The other is we need to realize that God was not seeking someone that is intrinsically worthy, that is someone that was naturally worth, because there is no one. No person is naturally worthy of redemption from God. We are not naturally worthy of salvation. In fact, we are all sinners. We have all earned death, the wages of our sin is death. But through Jesus Christ, the free gift of life is available. Through the work of Christ on the cross, his death, burial, and resurrection, we can have life. Jacob was not intrinsically more worthy, he was not morally superior to Esau. Jacob’s actions did not save him, it was not his works, but the grace of God.

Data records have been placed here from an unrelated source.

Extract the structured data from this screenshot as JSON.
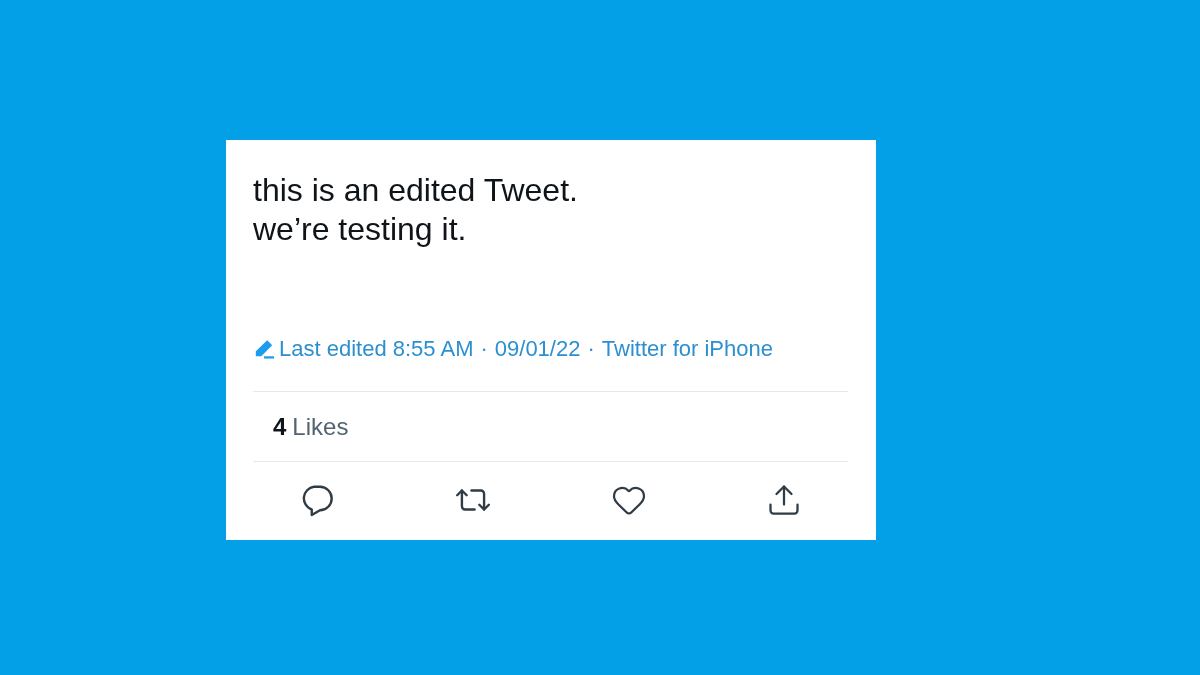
{
  "tweet": {
    "text": "this is an edited Tweet.\nwe’re testing it.",
    "meta": [
      {
        "kind": "edited",
        "text": "Last edited 8:55 AM"
      },
      {
        "kind": "separator",
        "text": "·"
      },
      {
        "kind": "date",
        "text": "09/01/22"
      },
      {
        "kind": "separator",
        "text": "·"
      },
      {
        "kind": "source",
        "text": "Twitter for iPhone"
      }
    ],
    "likes": {
      "count": "4",
      "label": "Likes"
    }
  }
}
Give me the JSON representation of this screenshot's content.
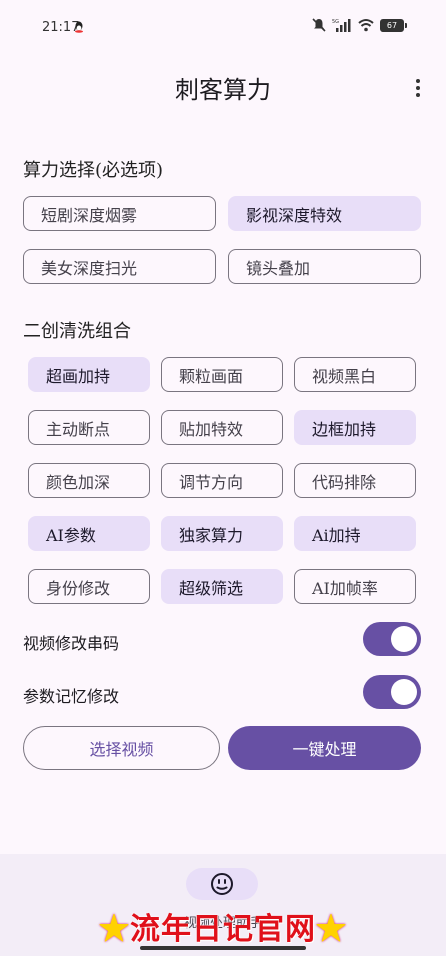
{
  "status": {
    "time": "21:17",
    "battery": "67",
    "network": "5G"
  },
  "app": {
    "title": "刺客算力"
  },
  "section1": {
    "title": "算力选择(必选项)",
    "chips": [
      {
        "label": "短剧深度烟雾",
        "selected": false
      },
      {
        "label": "影视深度特效",
        "selected": true
      },
      {
        "label": "美女深度扫光",
        "selected": false
      },
      {
        "label": "镜头叠加",
        "selected": false
      }
    ]
  },
  "section2": {
    "title": "二创清洗组合",
    "chips": [
      {
        "label": "超画加持",
        "selected": true
      },
      {
        "label": "颗粒画面",
        "selected": false
      },
      {
        "label": "视频黑白",
        "selected": false
      },
      {
        "label": "主动断点",
        "selected": false
      },
      {
        "label": "贴加特效",
        "selected": false
      },
      {
        "label": "边框加持",
        "selected": true
      },
      {
        "label": "颜色加深",
        "selected": false
      },
      {
        "label": "调节方向",
        "selected": false
      },
      {
        "label": "代码排除",
        "selected": false
      },
      {
        "label": "AI参数",
        "selected": true
      },
      {
        "label": "独家算力",
        "selected": true
      },
      {
        "label": "Ai加持",
        "selected": true
      },
      {
        "label": "身份修改",
        "selected": false
      },
      {
        "label": "超级筛选",
        "selected": true
      },
      {
        "label": "AI加帧率",
        "selected": false
      }
    ]
  },
  "switches": [
    {
      "label": "视频修改串码",
      "on": true
    },
    {
      "label": "参数记忆修改",
      "on": true
    }
  ],
  "buttons": {
    "select_video": "选择视频",
    "process": "一键处理"
  },
  "bottom_nav": {
    "label": "视频处理助手"
  },
  "watermark": {
    "text": "流年日记官网"
  },
  "colors": {
    "primary": "#6750a4",
    "chip_selected": "#e8def8",
    "background": "#fdf7fd"
  }
}
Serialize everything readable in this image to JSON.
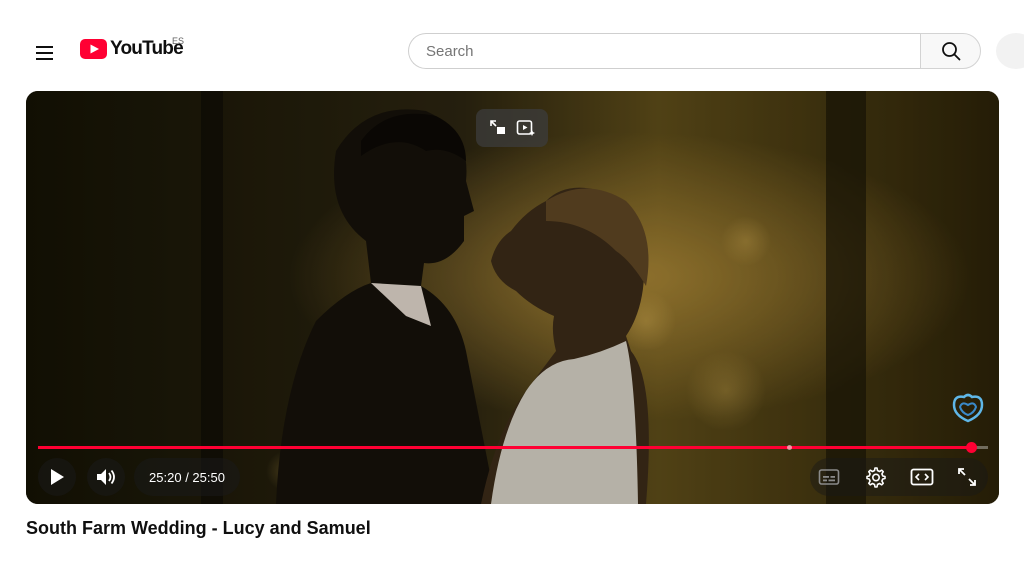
{
  "header": {
    "logo_text": "YouTube",
    "country_code": "ES",
    "search_placeholder": "Search"
  },
  "player": {
    "current_time": "25:20",
    "duration": "25:50",
    "time_display": "25:20 / 25:50",
    "progress_fraction": 0.982,
    "chapter_marks": [
      0.79
    ],
    "accent_color": "#ff0033"
  },
  "video": {
    "title": "South Farm Wedding - Lucy and Samuel"
  },
  "icons": {
    "menu": "hamburger-menu-icon",
    "logo": "youtube-play-logo-icon",
    "search": "search-icon",
    "miniplayer": "miniplayer-icon",
    "autoplay_preview": "play-preview-icon",
    "watermark": "channel-watermark-icon",
    "play": "play-icon",
    "volume": "volume-icon",
    "subtitles": "subtitles-icon",
    "settings": "gear-icon",
    "theater": "theater-mode-icon",
    "fullscreen": "fullscreen-icon"
  }
}
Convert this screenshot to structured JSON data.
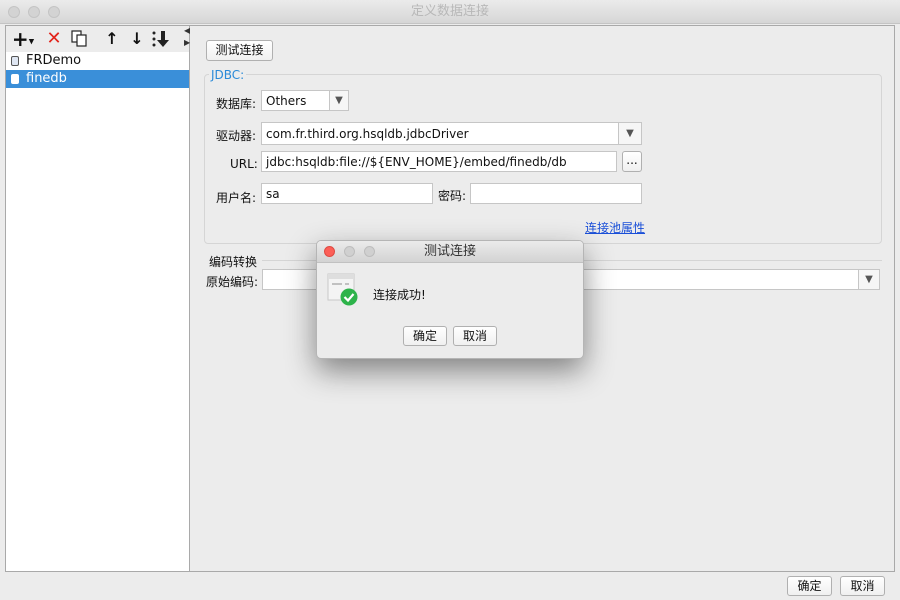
{
  "window": {
    "title": "定义数据连接"
  },
  "toolbar": {
    "icons": [
      "plus-icon",
      "delete-icon",
      "copy-icon",
      "arrow-up-icon",
      "arrow-down-icon",
      "sort-icon"
    ]
  },
  "connections": [
    {
      "name": "FRDemo",
      "selected": false
    },
    {
      "name": "finedb",
      "selected": true
    }
  ],
  "form": {
    "test_button": "测试连接",
    "jdbc_legend": "JDBC:",
    "database_label": "数据库:",
    "database_value": "Others",
    "driver_label": "驱动器:",
    "driver_value": "com.fr.third.org.hsqldb.jdbcDriver",
    "url_label": "URL:",
    "url_value": "jdbc:hsqldb:file://${ENV_HOME}/embed/finedb/db",
    "url_browse": "...",
    "username_label": "用户名:",
    "username_value": "sa",
    "password_label": "密码:",
    "password_value": "",
    "pool_link": "连接池属性",
    "encoding_legend": "编码转换",
    "encoding_label": "原始编码:",
    "encoding_value": ""
  },
  "dialog": {
    "title": "测试连接",
    "message": "连接成功!",
    "ok_button": "确定",
    "cancel_button": "取消"
  },
  "footer": {
    "ok_button": "确定",
    "cancel_button": "取消"
  },
  "colors": {
    "selection": "#3a8fd9",
    "link": "#1a4fd8",
    "jdbc_legend": "#2a8ad8",
    "success": "#2db34a",
    "close_red": "#fc5f57"
  }
}
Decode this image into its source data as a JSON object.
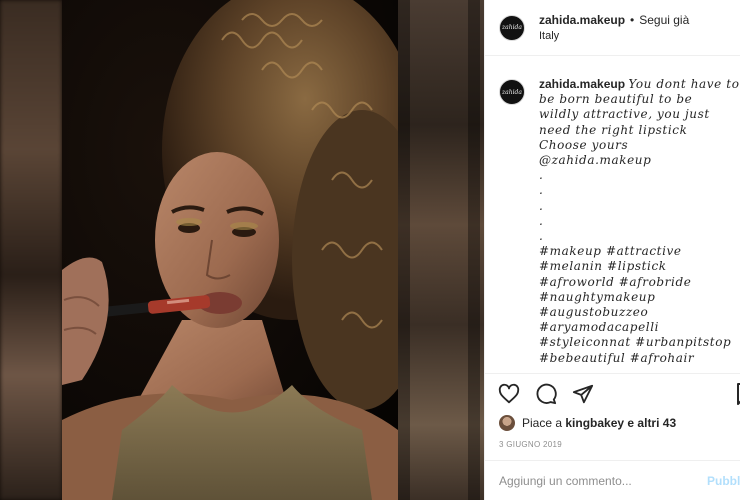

It is the same for us. It is not our works. It is not that we are somehow morally superior to someone else, it is not that we worked to make ourselves worthy to come to God. It is in the realization that we cannot save ourselves. It is realizing that I have sinned and separated myself from God, but God sent His son to die in my place. To take the punishment I deserved, and to offer me a way back to God. That is the good news that we see take place here. Not that earned my salvation through my works, but that God made a way for us to come back to him through his son.